Today, there are a couple of other things. (And if you average Monday and Wednesday, you get Tuesday, see?) First, Howard Lewis Ship (author of the best Java web framework) showed up on ruby-talk and also posted a very favorable blog about his first Ruby program. I was elated to see this. Howard’s expressed skepticism about dynamic languages to me at an NFJS conference, and was obliquely dismissive of Ruby in an earlier blog. But he’s tried it, and was really impressed. I like the way he describes his first Ruby program: “My trembling first journey into Ruby is […] sloppy, doesn’t report errors well, and took me too long to write (almost as long as it would have in Java!)” His first program in a new language, and his criterion for “took too long to write” is that it took nearly as long as it would’ve taken in Java. Sounds like Howard caught a glimpse of how productive Ruby can be once you know it well.
And I have to say that Howard’s first program is very nice! There are some things in it that an experienced Ruby developer would do differently, but it’s definitely not “a Java program written in Ruby.” Clearly Howard tried to learn not just the syntactic details of Ruby, but “the Ruby way.” That’s how we should all approach learning a new language.
So back to Mike Loukides. Maybe Ruby just isn’t right for Mike. I’m on record saying that, in the debate between static and dynamic typing, perhaps there’s not “one true way.” But I’m convinced that for most tasks, dynamic languages are the way to go. (And I was a Java bigot for quite a while!) It’s instructive to draw some lessons from the contrast between Mike’s and Howard’s experiences (and I’ll throw in a few general thoughts, too):
- Anytime you have learned one programming language really well, you’ve reached a kind of “local maximum.” To learn something different, even if it’s ultimately more powerful, means stepping down from your current peak of familiarity and expertise and flailing around like a newbie on ice skates for a while. You won’t see the benefits instantly. Howard describes his “trembling first journey,” and that’s how we can expect to feel the first time we try to write in a new programming language.
- Until your project is big enough that the gains start to outweigh the cost of the learning curve, the new language is bound to seem like a net loss. Howard’s 292-line Ruby program is about the smallest project where you could expect the effort to pay off. (After all, it took almost as long as writing it in Java! :-) Mike’s 25-line Java program is definitely too small.
- There are tradeoffs in languages, and Mike’s right: not declaring your variables means that you don’t have quite as much help debugging misspelled variable names. But the payoff comes in other ways, and not all of them have to do with writing the production code. Ruby_does_ make writing the code easier, I think – but it also makes it easier to write tests, and the code is easier to change.

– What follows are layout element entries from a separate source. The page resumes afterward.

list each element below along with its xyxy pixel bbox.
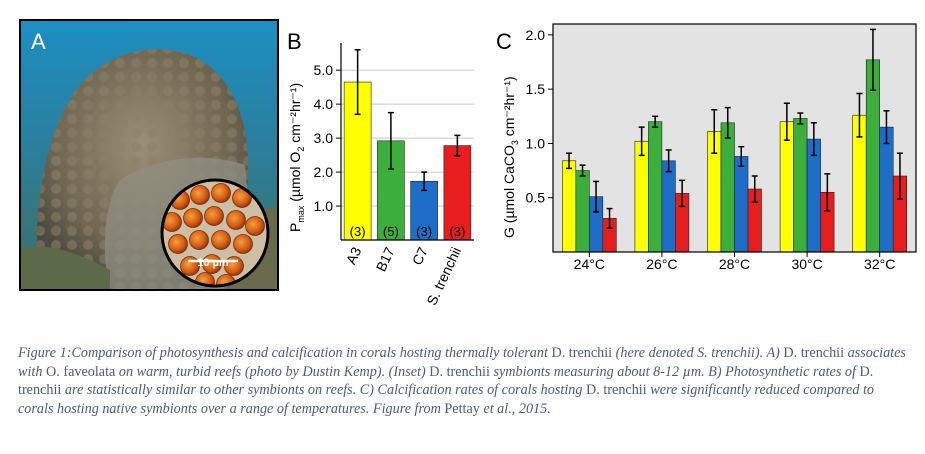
panel-a-photo: A 10 µm (19, 19, 279, 291)
bar (634, 140, 649, 253)
n-label: (5) (383, 224, 399, 239)
symbiont-cell (211, 183, 231, 203)
caption-species: D. trenchii (551, 345, 613, 361)
panel-c-label: C (496, 29, 512, 54)
photo-frame (19, 19, 279, 291)
y-tick-label: 4.0 (314, 96, 334, 112)
figure-caption: Figure 1:Comparison of photosynthesis an… (18, 344, 913, 418)
bar (779, 121, 794, 253)
caption-text: et al., 2015. (479, 400, 551, 417)
plot-frame (552, 23, 917, 253)
caption-text: symbionts measuring about 8-12 µm. B) Ph… (489, 363, 860, 380)
symbiont-cell (204, 206, 224, 226)
reef-floor (20, 246, 110, 290)
y-tick-label: 1.5 (526, 81, 546, 97)
bar (734, 156, 749, 253)
bar (443, 145, 472, 241)
scale-bar-label: 10 µm (197, 257, 229, 269)
caption-text: associates with (18, 345, 906, 380)
x-tick-label: 32°C (864, 256, 895, 272)
y-tick-label: 2.0 (314, 164, 334, 180)
inset-micrograph: 10 µm (160, 178, 270, 288)
caption-text: on warm, turbid reefs (photo by Dustin K… (115, 363, 430, 380)
chart-b: 1.02.03.04.05.0(3)A3(5)B17(3)C7(3)S. tre… (287, 43, 474, 308)
caption-text: Figure 1:Comparison of photosynthesis an… (18, 345, 552, 361)
y-tick-label: 2.0 (526, 27, 546, 43)
caption-text: are statistically similar to other symbi… (61, 382, 587, 399)
caption-author: Pettay (444, 400, 480, 417)
panel-b-label: B (287, 29, 302, 54)
symbiont-cell (183, 208, 203, 228)
x-tick-label: 26°C (646, 256, 677, 272)
caption-species: D. trenchii (18, 363, 874, 399)
figure-panels: A 10 µm B 1.0 2.0 3.0 4.0 5.0 (3) A3 (5) B17 (3) C… (19, 19, 917, 308)
caption-species: O. faveolata (46, 363, 116, 380)
x-tick-label: B17 (373, 244, 398, 274)
caption-species: D. trenchii (586, 382, 647, 399)
caption-species: D. trenchii (783, 345, 845, 361)
y-axis-label: G (µmol CaCO3 cm⁻²hr⁻¹) (501, 76, 520, 238)
symbiont-cell (233, 234, 253, 254)
bar (648, 121, 663, 253)
caption-text: (here denoted S. trenchii). (612, 345, 767, 361)
symbiont-cell (190, 185, 210, 205)
y-tick-label: 1.0 (314, 198, 334, 214)
symbiont-cell (168, 234, 188, 254)
x-tick-label: 28°C (719, 256, 750, 272)
symbiont-cell (202, 254, 222, 274)
x-tick-label: 30°C (791, 256, 822, 272)
symbiont-cell (226, 210, 246, 230)
symbiont-cell (211, 230, 231, 250)
inset-frame (160, 178, 270, 288)
caption-species: D. trenchii (429, 363, 490, 380)
bar (793, 118, 808, 253)
bar (879, 126, 894, 253)
panel-a-label: A (31, 29, 46, 54)
x-tick-label: C7 (409, 244, 431, 267)
caption-text: were significantly reduced compared to c… (18, 382, 875, 417)
x-tick-label: A3 (343, 244, 365, 266)
n-label: (3) (449, 224, 465, 239)
bar (661, 160, 676, 253)
bar (561, 160, 577, 253)
n-label: (3) (416, 224, 432, 239)
symbiont-cells (162, 183, 265, 286)
bar (575, 170, 590, 253)
y-tick-label: 1.0 (526, 135, 546, 151)
caption-text: A) (766, 345, 784, 361)
chart-c: 0.5 1.0 1.5 2.0 24°C 26°C 28°C 30°C 32°C G (µmol … (501, 23, 917, 272)
bar (720, 122, 735, 253)
symbiont-cell (189, 230, 209, 250)
x-tick-label: 24°C (574, 256, 605, 272)
y-tick-label: 3.0 (314, 130, 334, 146)
symbiont-cell (245, 216, 265, 236)
y-tick-label: 0.5 (526, 190, 546, 206)
y-axis-label: Pmax (µmol O2 cm⁻²hr⁻¹) (287, 83, 306, 232)
n-label: (3) (350, 224, 366, 239)
y-tick-label: 5.0 (314, 62, 334, 78)
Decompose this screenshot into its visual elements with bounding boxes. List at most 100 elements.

- Not all “scripting languages” are alike. Mike implicitly criticizes the terseness of Perl (and also the “cryptic esthetic” of Perl culture, I suspect) when he lauds Java’s readability. But Perl is different from Java in many ways, and Ruby only shares some of those characteristics with Perl. The Ruby language and the Ruby community place a big emphasis on readable code.
My intent isn’t to bash Mike Loukides; he’s a great guy, and he definitely has a point: the overriding criterion is getting the job done, and for his recent purposes learning a whole new language was probably overkill. (And besides, it would be the height of foolishness to bite one of the hands that invited me to Foo Camp.) But I do hope he’ll make time to give Ruby a try, and give it a chance to prove itself on something reasonably sizable.
(Oh, and the other thing about Ruby that happened today? I noticed that, on the very cool website 43 Things, “Learn Ruby” is number four on the list of most popular things people would like to do. I wouldn’t read too much into that; I learned about 43 Things through the Ruby community, and I suspect that high placement is an artifact of the way word of the site has spread. But it was still a pleasure to see.)